How much is a Nobel prize worth?
If you're James Watson, who shared a 1962 Nobel for his role in the discovery of the structure of DNA, it's worth about $4.76 million. That's how much his 23-carat gold medal fetched at auction in New York City on Thursday night (the price includes the buyer's premium).
The auction house Christie's said the medal, which went to an anonymous bidder, was the first ever sold by a living recipient, the Associated Press reported.
Watson, 86, was there to watch the auction with his wife and one of his sons, the New York Times reported. After the sale he said he was pleased, adding, "It's more money than I expected to give to charity."

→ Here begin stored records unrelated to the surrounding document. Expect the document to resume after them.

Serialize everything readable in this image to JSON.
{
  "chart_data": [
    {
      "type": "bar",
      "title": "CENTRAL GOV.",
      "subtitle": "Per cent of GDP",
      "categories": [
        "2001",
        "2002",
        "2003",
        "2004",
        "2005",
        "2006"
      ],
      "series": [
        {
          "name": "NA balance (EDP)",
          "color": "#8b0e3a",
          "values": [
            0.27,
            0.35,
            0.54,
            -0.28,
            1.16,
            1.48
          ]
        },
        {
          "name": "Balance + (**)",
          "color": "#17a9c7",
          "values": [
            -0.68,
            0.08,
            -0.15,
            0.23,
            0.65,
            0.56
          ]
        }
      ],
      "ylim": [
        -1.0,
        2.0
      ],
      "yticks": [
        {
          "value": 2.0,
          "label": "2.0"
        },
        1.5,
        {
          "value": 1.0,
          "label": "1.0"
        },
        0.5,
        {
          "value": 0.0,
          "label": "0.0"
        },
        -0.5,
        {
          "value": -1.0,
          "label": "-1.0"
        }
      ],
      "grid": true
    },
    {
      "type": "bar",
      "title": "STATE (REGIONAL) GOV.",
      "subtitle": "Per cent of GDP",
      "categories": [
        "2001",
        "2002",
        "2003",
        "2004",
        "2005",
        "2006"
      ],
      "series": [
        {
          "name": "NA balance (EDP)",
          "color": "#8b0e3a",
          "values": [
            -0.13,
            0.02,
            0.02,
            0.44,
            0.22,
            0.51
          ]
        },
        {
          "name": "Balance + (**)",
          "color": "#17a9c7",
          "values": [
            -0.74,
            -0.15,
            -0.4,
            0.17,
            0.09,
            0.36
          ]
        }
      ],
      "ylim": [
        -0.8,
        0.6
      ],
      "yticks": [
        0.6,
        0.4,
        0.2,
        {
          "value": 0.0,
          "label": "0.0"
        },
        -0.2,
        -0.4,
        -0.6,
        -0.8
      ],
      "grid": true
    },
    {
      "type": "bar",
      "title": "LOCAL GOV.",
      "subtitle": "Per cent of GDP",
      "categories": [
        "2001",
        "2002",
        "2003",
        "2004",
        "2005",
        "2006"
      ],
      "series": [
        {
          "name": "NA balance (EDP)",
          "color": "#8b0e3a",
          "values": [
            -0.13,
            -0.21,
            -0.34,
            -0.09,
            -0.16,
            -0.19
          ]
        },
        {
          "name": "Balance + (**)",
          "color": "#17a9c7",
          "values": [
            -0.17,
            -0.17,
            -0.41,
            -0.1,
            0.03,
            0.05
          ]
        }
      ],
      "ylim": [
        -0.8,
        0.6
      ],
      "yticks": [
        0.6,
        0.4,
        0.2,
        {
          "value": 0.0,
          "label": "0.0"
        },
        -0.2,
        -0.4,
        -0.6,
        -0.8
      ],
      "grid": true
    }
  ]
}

He said some of the proceeds would go to the University of Chicago, Cold Spring Harbor Lab, and other charities, the paper reported.
Watson told Nature that selling his medal was aimed at redeeming his reputation, which had been tarnished by comments he made linking race and intelligence. In 2007, he was suspended from his job at Cold Spring Harbor Lab after furor erupted when he suggested that black people are less intelligent than white people.
The controversy over his remarks also left him strapped for cash, he told the Financial Times.
“No one really wants to admit I exist,” Watson said. “Because I was an ‘unperson’ I was fired from the boards of companies, so I have no income, apart from my academic income,” he said.
Watson later attempted to clarify his comments in a piece published in 2007 by The Independent that ran under the headline "James Watson: To question genetic intelligence is not racism."
In the piece, he offered his apologies to those who had "drawn the inference" from his words that he thought that Africa was genetically inferior. "That is not what I meant," he wrote, adding:
"We do not yet adequately understand the way in which the different environments in the world have selected over time the genes which determine our capacity to do different things. The overwhelming desire of society today is to assume that equal powers of reason are a universal heritage of humanity. It may well be. But simply wanting this to be the case is not enough. This is not science."
Watson shared the Nobel prize with Francis Crick and Maurice Wilkins.